You can't pretend the articulation of those goals is irrelevant, as they will steer the way in which the car repair will happen.
I cannot agree. They do not steer it; they merely set the goal. The path from the current to final state requires no value judgments.
It is possible that there are subgoals which themselves come from value judgments ("I want my car repair to be done in an ecologically sound fashion"), but these are simply additional specifications, and themselves can be completed without additional judgments.
In fact, I deal with this every day in my job as a computer programmer. My values are often not the same as our customers. Sometimes, I am incapable of even understanding the motivation behind customer requests. But I am capable just the same of completing requests as long as they are articulated coherently.
Similarly you can't pretend that scientists' philosophical beliefs concerning the axioms of science are irrelevant, because it will steer the way in which they will do research, and what questions they think they ought to answer.
So, the order in which discoveries are made will depend on the values of the scientists. That's fine. But that doesn't change the ultimate truths.
Perhaps there is an intelligent alien civilization out there. If so, it likely shares almost no values with humans--how could it, being so alien? And yet, if they have any interest in the universe around them, they will largely make the same scientific discoveries as we have. Perhaps their focus will be different, but the knowledge sets will overlap and certainly not contradict (to the extent that they are not simply mistaken).
That's your value judgement. While it can be very useful to categorise and to think that some things belong in a category and others don't really belong there, it will inevitably lead to some "No True Scotsman" fallacies.
Whereas the converse leads to the conclusion that language is incapable of describing anything at all. Neither one is tenable. In the middle, we agree that words may be flexible, but that they do mean things, and that the sets of people that call themselves "mechanics" and "someone who prefers rusty cars over cars that move" generally don't overlap.
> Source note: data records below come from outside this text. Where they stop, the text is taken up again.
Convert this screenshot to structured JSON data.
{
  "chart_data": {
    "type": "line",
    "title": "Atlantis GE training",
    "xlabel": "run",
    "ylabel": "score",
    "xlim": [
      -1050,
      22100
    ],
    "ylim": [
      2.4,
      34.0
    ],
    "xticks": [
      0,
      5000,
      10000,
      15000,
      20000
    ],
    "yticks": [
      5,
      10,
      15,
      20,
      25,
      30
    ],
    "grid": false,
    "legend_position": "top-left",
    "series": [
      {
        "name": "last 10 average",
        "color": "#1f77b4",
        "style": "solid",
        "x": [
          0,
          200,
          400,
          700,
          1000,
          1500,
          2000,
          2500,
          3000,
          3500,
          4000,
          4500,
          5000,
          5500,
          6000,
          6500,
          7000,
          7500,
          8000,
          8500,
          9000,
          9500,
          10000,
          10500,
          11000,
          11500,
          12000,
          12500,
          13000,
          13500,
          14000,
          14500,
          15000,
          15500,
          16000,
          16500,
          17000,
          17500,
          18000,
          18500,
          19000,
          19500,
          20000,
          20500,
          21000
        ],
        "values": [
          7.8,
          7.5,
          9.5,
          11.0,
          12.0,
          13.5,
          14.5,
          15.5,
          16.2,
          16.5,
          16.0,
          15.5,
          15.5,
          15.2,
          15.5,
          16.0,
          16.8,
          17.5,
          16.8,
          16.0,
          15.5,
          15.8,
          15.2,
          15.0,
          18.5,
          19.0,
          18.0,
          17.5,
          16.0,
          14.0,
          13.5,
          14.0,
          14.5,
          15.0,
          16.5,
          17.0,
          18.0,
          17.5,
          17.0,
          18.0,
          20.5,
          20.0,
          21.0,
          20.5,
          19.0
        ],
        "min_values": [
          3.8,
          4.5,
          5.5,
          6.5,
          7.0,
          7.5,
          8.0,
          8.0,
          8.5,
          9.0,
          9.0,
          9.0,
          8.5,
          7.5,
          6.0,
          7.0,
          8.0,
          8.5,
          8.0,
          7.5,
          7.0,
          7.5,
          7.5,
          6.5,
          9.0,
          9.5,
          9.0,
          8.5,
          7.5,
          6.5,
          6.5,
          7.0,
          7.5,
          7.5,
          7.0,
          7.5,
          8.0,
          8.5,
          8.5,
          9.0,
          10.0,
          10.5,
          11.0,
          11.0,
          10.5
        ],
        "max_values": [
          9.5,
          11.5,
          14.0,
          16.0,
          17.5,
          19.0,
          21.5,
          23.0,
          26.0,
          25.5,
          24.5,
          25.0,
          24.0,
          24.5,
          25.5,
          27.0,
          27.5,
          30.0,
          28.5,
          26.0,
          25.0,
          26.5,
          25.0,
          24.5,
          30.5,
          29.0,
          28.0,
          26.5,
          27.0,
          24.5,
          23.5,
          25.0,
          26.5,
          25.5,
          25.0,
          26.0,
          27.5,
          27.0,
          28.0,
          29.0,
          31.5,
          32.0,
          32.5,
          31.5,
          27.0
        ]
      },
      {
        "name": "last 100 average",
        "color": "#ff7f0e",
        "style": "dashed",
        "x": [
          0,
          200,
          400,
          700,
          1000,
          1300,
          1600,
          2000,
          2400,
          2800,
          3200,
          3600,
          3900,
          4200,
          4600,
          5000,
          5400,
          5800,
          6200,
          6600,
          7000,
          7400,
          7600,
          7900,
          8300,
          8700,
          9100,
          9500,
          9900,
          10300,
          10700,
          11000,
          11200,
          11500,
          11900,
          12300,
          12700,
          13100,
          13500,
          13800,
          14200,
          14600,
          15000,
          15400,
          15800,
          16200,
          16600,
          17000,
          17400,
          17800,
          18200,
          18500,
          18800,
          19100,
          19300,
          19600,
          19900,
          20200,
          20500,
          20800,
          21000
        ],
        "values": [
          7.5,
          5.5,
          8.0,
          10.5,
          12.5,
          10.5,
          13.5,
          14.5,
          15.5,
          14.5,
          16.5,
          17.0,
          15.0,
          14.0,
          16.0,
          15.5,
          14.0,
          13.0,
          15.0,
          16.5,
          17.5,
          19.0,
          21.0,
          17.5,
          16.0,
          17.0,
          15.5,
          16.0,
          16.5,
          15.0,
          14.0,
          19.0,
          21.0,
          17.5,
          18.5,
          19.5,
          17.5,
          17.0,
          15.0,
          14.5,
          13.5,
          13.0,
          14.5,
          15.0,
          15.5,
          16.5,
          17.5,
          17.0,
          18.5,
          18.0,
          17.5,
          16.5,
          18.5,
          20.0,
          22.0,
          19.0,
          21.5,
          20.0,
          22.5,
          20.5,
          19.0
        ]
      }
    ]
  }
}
I think you would have a much greater survival advantage if I heard much better than I do; and there is nothing wrong with my ears.
You can't prove that. The physical limitations of ears dictate certain constraints like size, and therefore collection ability.
Your definition also makes the definition of "normal hearing" dependent on the state of the environment.
Of course it does! If we somehow lived in a medium that could not transmit sound, "normal" vs. "abnormal" hearing would be completely meaningless. I have no idea if my appendix is functioning normally or not; I know that it is not infected, but for all I know it is simply idle. It appears to have very little use in the current environment, and even if it were serving its original purpose, I could not legitimately say that it is behaving normally or not.
If you do not consider it medicine to consider how the patient will feel about the result, then you may have a very narrow view of medicine.
I like words to mean things. There are many other things that we can call this; counseling, say. And when my heart stops in the emergency room, I want the doctor to concentrate on fixing the machine that is my body instead of considering how I'll feel about the matter. But this is getting too far into semantics.